Android Gotcha – Application Lifecycle Management

This week I was hit by another bug because of not considering impact of Android’s application life cycle management. Last week I had blogged about unexpected behaviour because of using static members in Activity class. The new bug (in another application) was not the same, but it was caused by Android’s application lifecycle management. To be clear, I am not saying there is any problem with the way Android handles application lifecycle.

A user of my application ‘Annotated Call Log’ informed me that when the call duration was very long (more than 45 minutes), the application sometimes did not save call information. The way this application works is – it has a broadcast receiver for getting call status. When a call begins, this class receives notification and it saves call information like phone number, call start time etc in member variables. When the call ends, the receiver class is again called and it then saves call information in the database.

I suspected that the problem could be because Android might have removed the application from memory (Android automatically handles application lifecycle when it needs to reclaim memory for active applications, by removing applications that are inactive for long time, and reloading them when they are required). To verify this, I made a call and during the call I force quit my application. When I ended the call, the data was not saved.

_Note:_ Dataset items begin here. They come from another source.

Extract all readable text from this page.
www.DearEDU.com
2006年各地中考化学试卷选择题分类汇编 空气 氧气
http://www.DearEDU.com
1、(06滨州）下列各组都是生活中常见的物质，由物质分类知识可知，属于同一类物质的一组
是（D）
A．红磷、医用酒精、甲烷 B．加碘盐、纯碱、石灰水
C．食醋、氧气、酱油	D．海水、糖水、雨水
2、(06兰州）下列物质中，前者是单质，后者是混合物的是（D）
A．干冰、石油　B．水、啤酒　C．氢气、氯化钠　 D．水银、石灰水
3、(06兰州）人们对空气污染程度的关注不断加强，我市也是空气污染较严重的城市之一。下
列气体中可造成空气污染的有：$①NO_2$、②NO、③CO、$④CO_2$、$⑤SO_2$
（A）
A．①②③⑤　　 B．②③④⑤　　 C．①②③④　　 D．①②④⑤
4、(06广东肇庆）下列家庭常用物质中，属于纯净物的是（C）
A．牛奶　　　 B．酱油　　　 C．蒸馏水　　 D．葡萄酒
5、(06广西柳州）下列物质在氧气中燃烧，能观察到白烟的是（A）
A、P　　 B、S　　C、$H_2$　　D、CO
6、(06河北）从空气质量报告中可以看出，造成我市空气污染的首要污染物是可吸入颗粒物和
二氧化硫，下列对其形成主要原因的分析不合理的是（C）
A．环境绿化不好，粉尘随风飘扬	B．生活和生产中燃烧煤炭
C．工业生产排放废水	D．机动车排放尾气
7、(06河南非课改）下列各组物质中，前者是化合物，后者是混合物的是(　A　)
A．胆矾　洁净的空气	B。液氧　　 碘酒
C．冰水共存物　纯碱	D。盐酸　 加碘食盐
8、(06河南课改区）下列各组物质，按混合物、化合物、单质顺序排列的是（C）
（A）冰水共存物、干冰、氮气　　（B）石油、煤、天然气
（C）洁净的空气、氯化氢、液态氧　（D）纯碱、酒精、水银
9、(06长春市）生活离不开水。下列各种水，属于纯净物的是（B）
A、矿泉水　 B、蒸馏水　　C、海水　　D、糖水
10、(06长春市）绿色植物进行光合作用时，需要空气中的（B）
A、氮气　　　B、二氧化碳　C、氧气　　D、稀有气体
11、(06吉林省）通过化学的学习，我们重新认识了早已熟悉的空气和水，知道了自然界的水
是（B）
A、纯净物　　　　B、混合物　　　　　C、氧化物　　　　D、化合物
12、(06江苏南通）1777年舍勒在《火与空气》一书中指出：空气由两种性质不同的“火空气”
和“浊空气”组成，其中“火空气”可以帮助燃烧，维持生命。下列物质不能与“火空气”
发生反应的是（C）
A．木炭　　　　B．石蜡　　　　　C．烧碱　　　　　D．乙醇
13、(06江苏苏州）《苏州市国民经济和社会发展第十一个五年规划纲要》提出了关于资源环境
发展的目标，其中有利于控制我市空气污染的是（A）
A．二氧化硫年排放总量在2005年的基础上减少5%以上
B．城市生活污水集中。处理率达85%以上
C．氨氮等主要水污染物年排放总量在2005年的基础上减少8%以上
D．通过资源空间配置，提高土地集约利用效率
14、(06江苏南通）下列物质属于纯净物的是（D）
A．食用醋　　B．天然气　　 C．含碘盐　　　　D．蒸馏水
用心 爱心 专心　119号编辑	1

That confirmed my guess. When the call was made, my application was notified and it saved call data in member variables, When Android removed the application, all that data was lost. When call ended, Android activated my application again, but the information that application had saved was not avilable.

The solution was to persist call data when it was received at the beginning of every call. As mentioned in my earlier post, there are different ways to persist data in Android. In that post I opted to save data in the application class. But I could not do that for the current problem, because I needed the data even after application was removed and re-loaded. So I decided to save call information in preferences. And with that application worked fine even after long duration calls.

One thing to note when using preferences is that preferences are not stored until you call commit method on the preference store object. I had overlooked this initially and spent some time trying to figure out why my preferences were not saved.

When writing Android applications you would probably never think that you would lose data stored in the member variables of an object when accessing it from the same class. This is mostly true when the object lives and dies when application is still running. However care must be taken to persist data if the object acts as a listener for external events; because event information saved in the object may not be available in subsequent event notifications.

-Ram Kulkarni

3 Replies to “Android Gotcha – Application Lifecycle Management”

  1. Couldn’t you also save the data using the bundle during onSaveInstanceState and load it via onRestoreInstanceState? To be sure, using the settings is a surefire way of storing info persistently, but it can be quite tricky to serialise/deserialise complex data that way (using just bools/ints/etc).